Two recent decisions by the Massachusetts Supreme Judicial Court (“SJC”) illustrate the application of the concept, adopted by some courts, that arbitration agreements with class action waivers can be invalidated “where the plaintiff can demonstrate that he or she lacks the ability to pursue a claim against the defendant in individual arbitration,” without violating the principles set forth by the U.S. Supreme Court in AT&T Mobility LLC v. Concepcion. The SJC’s reasoning and conclusions are similar to and an extension of the Second Circuit’s opinion in In re American Express Merchants’ Litigation, currently on appeal before the United States Supreme Court in American Express Co. v. Italian Colors Restaurant (Amex).
In Feeney v. Dell Inc., the SJC invalidated an arbitration agreement containing a class action waiver because it found the plaintiffs had demonstrated they could not pursue their state law claims individually, given the complexity of the case, costs to pursue it, and small damages that each individual plaintiff could recover. Like the Second Circuit in Amex, the SJC relied on the U.S. Supreme Court’s statement in Green Tree Financial Corp. v. Randolph “that the existence of large arbitration costs could preclude a litigant . . . from effectively vindicating her federal statutory rights in the arbitral forum.” Based on Randolph, which the SJC concluded had not been overruled by Concepcion, the SJC minimized the significance of the U.S. Supreme Court’s rejection of the argument, in Concepcion, that “small-dollar claims” might slip through the legal system if class proceedings are unavailable. Concepcion addressed that argument, stating, “[s]tates cannot require a procedure that is inconsistent with the FAA, even if it is desirable for unrelated reasons.”

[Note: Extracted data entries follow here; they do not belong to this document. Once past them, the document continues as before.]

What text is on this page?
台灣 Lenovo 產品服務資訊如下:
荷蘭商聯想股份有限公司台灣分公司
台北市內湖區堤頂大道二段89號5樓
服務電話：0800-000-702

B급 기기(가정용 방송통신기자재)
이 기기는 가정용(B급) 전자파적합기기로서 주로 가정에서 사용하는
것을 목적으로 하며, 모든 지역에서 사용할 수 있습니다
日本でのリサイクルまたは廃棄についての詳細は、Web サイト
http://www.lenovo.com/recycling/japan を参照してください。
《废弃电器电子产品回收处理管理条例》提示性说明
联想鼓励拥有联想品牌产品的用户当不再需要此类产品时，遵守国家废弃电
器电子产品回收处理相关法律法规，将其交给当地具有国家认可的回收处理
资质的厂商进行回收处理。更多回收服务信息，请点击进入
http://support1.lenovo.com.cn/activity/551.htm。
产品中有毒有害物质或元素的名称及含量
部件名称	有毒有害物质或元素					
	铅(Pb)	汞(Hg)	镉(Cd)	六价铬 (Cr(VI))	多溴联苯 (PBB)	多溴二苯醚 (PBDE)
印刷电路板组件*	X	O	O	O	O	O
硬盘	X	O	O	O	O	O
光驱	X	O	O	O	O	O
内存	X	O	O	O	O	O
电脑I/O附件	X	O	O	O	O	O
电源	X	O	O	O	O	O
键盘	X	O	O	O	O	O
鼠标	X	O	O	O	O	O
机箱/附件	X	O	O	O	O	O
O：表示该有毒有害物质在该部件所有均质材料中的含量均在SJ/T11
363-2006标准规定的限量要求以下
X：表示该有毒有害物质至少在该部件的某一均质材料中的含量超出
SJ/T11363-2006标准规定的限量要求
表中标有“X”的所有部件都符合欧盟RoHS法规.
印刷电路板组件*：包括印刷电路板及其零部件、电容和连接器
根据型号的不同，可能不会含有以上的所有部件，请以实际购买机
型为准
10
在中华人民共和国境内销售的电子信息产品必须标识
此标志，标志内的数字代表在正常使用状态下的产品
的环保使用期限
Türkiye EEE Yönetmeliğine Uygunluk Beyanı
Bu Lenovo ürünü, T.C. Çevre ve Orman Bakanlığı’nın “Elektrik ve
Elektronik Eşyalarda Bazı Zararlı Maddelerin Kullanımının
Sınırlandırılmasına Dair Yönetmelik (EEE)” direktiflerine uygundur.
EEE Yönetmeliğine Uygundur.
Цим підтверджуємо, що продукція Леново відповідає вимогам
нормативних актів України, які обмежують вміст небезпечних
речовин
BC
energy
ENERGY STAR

In Machado v. System4 LLC, another decision issued the same day as Feeney, the SJC applied the same principles, but reached a different result. Machado involved a putative class action by individuals who claimed they had been misclassified as franchisees, rather than employees, under the Massachusetts Wage Act (Wage Act). In contrast to Feeney, in Machado, the court rejected the plaintiffs’ contention that their claims could not be pursued in individual arbitration because the cost “would more than surpass any potential recovery that they might be entitled to.” Rather, the court found that the potential individual amounts recoverable – from approximately $9,500 to over $21,000 – made individual arbitration a viable option. “Although the magnitude of potential damages is not the sole criterion to be considered in determining whether a claim is remediable in individual arbitration according to the terms of the arbitration agreement,” the SJC stated, “it may be the most important factor.” Significantly, the SJC also emphasized that the Wage Act provided for mandatory recovery of attorneys’ fees and costs to the prevailing party, a common feature of employment-related statutes.
The SJC also noted that the arbitration agreement at issue in Machado waived multiple damages, which are available under the Wage Act. Because treble damages are mandatory under the Wage Act, and cannot be waived, the court found the multiple damages waiver invalid and severed that provision.
One potentially significant distinction between the Amex case pending before the U.S. Supreme Court, on the one hand, and Feeney and Machado, on the other, is that the former involves federal statutory rights, whereas the latter two involved state statutory rights. In fact, one of the arguments being advanced in Amex to distinguish Concepcion is that Concepcion addressed a claim under state common law and held that the state’s public policies must yield to the federal policy under the FAA.
The SJC’s opinions in Feeney and Machado increase anticipation of the U.S. Supreme Court’s decision in Amex, which could be issued any day. The U.S. Supreme Court must decide whether the reasoning in Randolph, relied upon by the Second Circuit and the SJC, is a legitimate basis to refuse to enforce an FAA-governed arbitration agreement and, if so, how plaintiffs can demonstrate they cannot effectively vindicate their rights without the availability of class proceedings. The U.S. Supreme Court could find it has already addressed this issue in Concepcion and that this argument is another “device and formula” (a phrase from Concepcion) to invalidate an otherwise enforceable arbitration agreement. The Court also may review the federal statute upon which the claim was based to determine whether there was any congressional intent to limit arbitrations, which is what it did in CompuCredit v. Greenwood, stating that congressional limitations on arbitration of statutory claims must be expressly stated in the statute.